I'm fairly new to handing big data and I would love to hear a few best practices and guidelines from people who have had prior experiences with these issues that worked for them in the past in an effort to make this post non-subjective.
A few more details:
The database is not at all normalized (very ugly)

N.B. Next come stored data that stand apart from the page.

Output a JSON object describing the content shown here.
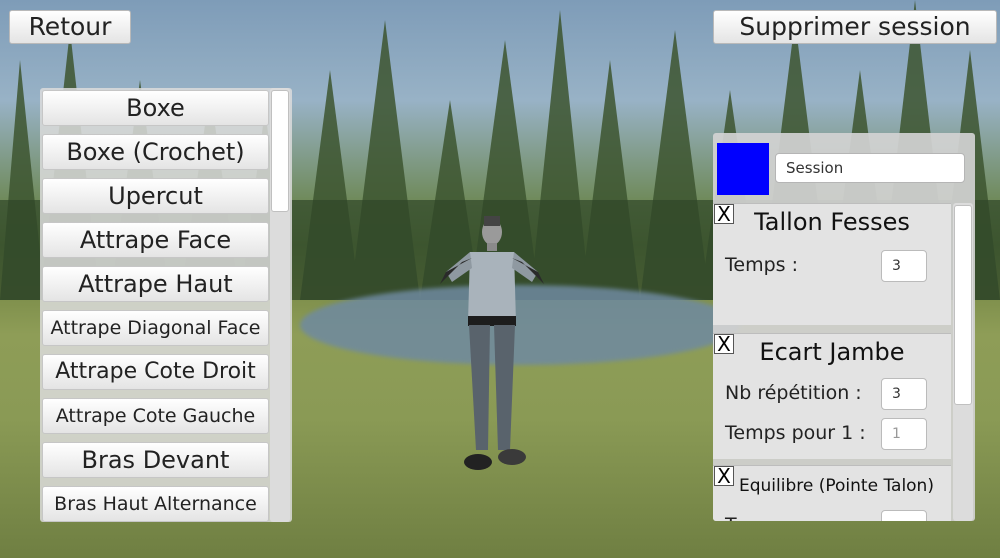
{
  "top_bar": {
    "back_label": "Retour",
    "delete_session_label": "Supprimer session"
  },
  "exercise_list": {
    "items": [
      {
        "label": "Boxe"
      },
      {
        "label": "Boxe (Crochet)"
      },
      {
        "label": "Upercut"
      },
      {
        "label": "Attrape Face"
      },
      {
        "label": "Attrape Haut"
      },
      {
        "label": "Attrape Diagonal Face"
      },
      {
        "label": "Attrape Cote Droit"
      },
      {
        "label": "Attrape Cote Gauche"
      },
      {
        "label": "Bras Devant"
      },
      {
        "label": "Bras Haut Alternance"
      }
    ],
    "scroll_position": 0
  },
  "session": {
    "color": "#0000ff",
    "name_value": "Session",
    "exercises": [
      {
        "close_label": "X",
        "title": "Tallon Fesses",
        "fields": [
          {
            "label": "Temps :",
            "value": "3",
            "is_placeholder": false
          }
        ]
      },
      {
        "close_label": "X",
        "title": "Ecart Jambe",
        "fields": [
          {
            "label": "Nb répétition :",
            "value": "3",
            "is_placeholder": false
          },
          {
            "label": "Temps pour 1 :",
            "value": "1",
            "is_placeholder": true
          }
        ]
      },
      {
        "close_label": "X",
        "title": "Equilibre (Pointe Talon)",
        "fields": [
          {
            "label": "T",
            "value": "",
            "is_placeholder": false
          }
        ]
      }
    ]
  },
  "colors": {
    "swatch": "#0000ff",
    "panel_bg": "#d2d2d2",
    "button_bg": "#f2f2f2"
  }
}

I have to deal with at least 100,000 rows in total
The task is run at midnight with less users
Currently using ColdFusion 9, PostgreSQL 8.4
This is what my code looks like after applying Craig's solution:
<cfset base_path = GetDirectoryFromPath(ExpandPath("*.*")) & "some_parent\some_child\">
<cfif not DirectoryExists(base_path)> <cfdirectory directory="#base_path#" action="create" mode="777">
<cfset this_batch_path = DateFormat(Now(), 'mmddyyyy') & TimeFormat(Now(), 'hhmmss') & "\">
<cfdirectory directory="#base_path##this_batch_path#" action="create" mode="777">
<cfset this_filename = "someprefix_" & DateFormat(Now(), 'yyyymmdd') & ".csv">
<cffile action="write" file="#base_path##this_batch_path##this_filename#" output="">
<cfset escaped_copy_path = ListChangeDelims(base_path & this_batch_path & this_filename, "\\", "\")>
<cfquery name="qMyQuery" datasource="some_db" username="some_uname" password="some_pword" result="something"> COPY some_table TO '#escaped_copy_path#' WITH CSV HEADER;
Now I need to get the count of copied rows.
In the PGSQL 8.4 docs:
On successful completion, a COPY command returns a command tag of the form
The count is the number of rows copied.
But I can't seem to get it to work, even with the result tag and the query itself.